But there is, in fact, language to counter to the charge of “racism.” There is a word that has the same incantatory power—and, unlike the charge of “racism,” it happens to be accurate. That word is “Treason.”
Of course Rep. Steve King was accused of “racism” when he noted recently that the much-mythologized young illegal aliens who become high school valedictorians are far outnumbered by those who enter as drug mules—for example, by professional token Hispanic columnist Ruben Navarrette here.
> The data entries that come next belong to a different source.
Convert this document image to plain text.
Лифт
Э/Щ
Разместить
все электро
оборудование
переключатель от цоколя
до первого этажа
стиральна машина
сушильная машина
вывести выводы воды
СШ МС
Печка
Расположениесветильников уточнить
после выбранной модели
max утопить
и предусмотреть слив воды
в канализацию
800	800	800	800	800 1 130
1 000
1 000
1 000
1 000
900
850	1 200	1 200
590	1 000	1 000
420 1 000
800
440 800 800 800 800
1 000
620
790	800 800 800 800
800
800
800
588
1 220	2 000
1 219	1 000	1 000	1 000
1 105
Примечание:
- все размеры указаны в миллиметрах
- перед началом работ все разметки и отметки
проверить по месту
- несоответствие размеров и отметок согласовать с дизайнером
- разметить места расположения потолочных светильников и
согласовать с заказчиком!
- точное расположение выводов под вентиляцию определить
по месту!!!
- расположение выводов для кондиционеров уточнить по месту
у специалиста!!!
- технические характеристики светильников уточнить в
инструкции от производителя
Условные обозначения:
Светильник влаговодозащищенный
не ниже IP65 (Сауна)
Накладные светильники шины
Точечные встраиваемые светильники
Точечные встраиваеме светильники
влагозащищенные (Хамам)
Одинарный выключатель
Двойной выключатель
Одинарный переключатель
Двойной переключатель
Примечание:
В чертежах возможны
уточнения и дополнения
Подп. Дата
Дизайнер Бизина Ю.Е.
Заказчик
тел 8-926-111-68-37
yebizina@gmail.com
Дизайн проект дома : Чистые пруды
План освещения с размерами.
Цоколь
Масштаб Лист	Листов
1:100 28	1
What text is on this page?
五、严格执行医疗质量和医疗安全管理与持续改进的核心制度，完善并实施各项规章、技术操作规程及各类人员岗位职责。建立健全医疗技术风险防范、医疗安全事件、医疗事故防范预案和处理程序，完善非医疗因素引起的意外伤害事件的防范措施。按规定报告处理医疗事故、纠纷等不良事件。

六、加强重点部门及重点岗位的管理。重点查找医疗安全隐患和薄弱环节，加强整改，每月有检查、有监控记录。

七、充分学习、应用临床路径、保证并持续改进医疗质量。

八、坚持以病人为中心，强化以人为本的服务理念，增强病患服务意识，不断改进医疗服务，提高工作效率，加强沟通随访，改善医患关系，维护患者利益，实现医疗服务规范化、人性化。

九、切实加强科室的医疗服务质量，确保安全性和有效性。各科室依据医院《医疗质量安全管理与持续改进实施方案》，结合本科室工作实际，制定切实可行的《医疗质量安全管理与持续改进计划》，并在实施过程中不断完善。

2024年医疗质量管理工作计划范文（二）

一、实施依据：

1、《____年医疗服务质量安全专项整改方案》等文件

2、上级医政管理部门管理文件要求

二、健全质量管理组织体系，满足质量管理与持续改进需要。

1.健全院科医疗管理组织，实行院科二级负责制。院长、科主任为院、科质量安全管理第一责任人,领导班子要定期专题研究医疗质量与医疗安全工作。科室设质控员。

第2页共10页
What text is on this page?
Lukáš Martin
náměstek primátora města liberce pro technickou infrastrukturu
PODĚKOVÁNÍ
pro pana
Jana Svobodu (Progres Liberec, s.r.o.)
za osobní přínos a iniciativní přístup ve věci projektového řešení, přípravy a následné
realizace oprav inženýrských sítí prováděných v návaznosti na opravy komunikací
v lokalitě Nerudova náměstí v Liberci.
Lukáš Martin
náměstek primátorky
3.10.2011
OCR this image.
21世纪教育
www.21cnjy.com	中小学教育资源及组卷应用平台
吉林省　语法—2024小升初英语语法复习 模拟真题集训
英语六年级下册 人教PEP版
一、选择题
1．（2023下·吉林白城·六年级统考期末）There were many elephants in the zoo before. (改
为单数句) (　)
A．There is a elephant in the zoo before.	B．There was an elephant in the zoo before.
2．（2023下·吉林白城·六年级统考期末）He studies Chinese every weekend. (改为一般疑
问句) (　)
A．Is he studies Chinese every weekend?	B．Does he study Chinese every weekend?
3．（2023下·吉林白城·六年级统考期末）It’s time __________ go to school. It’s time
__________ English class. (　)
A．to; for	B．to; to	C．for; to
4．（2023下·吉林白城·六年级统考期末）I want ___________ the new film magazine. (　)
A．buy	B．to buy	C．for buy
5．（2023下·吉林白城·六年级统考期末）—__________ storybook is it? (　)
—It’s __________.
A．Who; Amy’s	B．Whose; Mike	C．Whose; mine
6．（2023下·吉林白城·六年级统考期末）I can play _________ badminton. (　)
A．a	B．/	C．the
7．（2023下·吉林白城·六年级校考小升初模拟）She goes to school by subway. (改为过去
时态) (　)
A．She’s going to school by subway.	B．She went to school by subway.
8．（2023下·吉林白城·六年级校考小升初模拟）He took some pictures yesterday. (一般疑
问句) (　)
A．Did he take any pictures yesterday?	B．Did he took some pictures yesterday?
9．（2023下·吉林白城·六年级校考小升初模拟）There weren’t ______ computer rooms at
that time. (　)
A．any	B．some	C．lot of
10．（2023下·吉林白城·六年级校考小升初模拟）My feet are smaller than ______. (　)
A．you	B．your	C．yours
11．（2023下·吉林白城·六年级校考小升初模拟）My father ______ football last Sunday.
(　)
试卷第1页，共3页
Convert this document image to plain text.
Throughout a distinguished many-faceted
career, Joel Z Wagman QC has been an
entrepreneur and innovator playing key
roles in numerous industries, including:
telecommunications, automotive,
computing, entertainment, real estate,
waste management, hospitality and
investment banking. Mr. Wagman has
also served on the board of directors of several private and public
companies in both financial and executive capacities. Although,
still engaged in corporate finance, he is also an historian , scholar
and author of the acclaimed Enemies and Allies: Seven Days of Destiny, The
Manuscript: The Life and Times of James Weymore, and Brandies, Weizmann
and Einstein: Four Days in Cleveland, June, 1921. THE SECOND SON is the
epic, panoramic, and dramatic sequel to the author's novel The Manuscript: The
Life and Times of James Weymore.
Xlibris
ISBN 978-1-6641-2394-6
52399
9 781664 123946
The charge, needless to say, caused Establishment Republicans to flee in panic.
Why “of course”? Because the modern definition of “racism” is “someone who is winning an argument with a liberal”—or, too often nowadays, with a libertarian or with a cheap-labor Republican.
(And King did indeed win the argument. The simple fact is that drug mules among young illegal aliens do indeed outnumber valedictorians by a factor of quite possibly a hundred or more—especially because most of the “valedictorians” recently touted in the Main Stream Media turn out to be frauds).
But the King kerfuffle raises a more general point. Not even the accusation of witchcraft in Colonial Salem had the same irrational power as the accusation of “racism” in American politics today.
Thus currently fear of being accused of “racism” is a huge problem for opponents of the S.744, the 2013 Rubio-Schumer Amnesty/ Immigration Surge act, which has been steamrollered through the Senate and which the House is now being pressured to pass. (This is what provoked King’s comment). Many live in terror that someone in their coalition of supporters might be revealed to be “racist.” (Or accused of it by the MSM, which amounts to the same thing).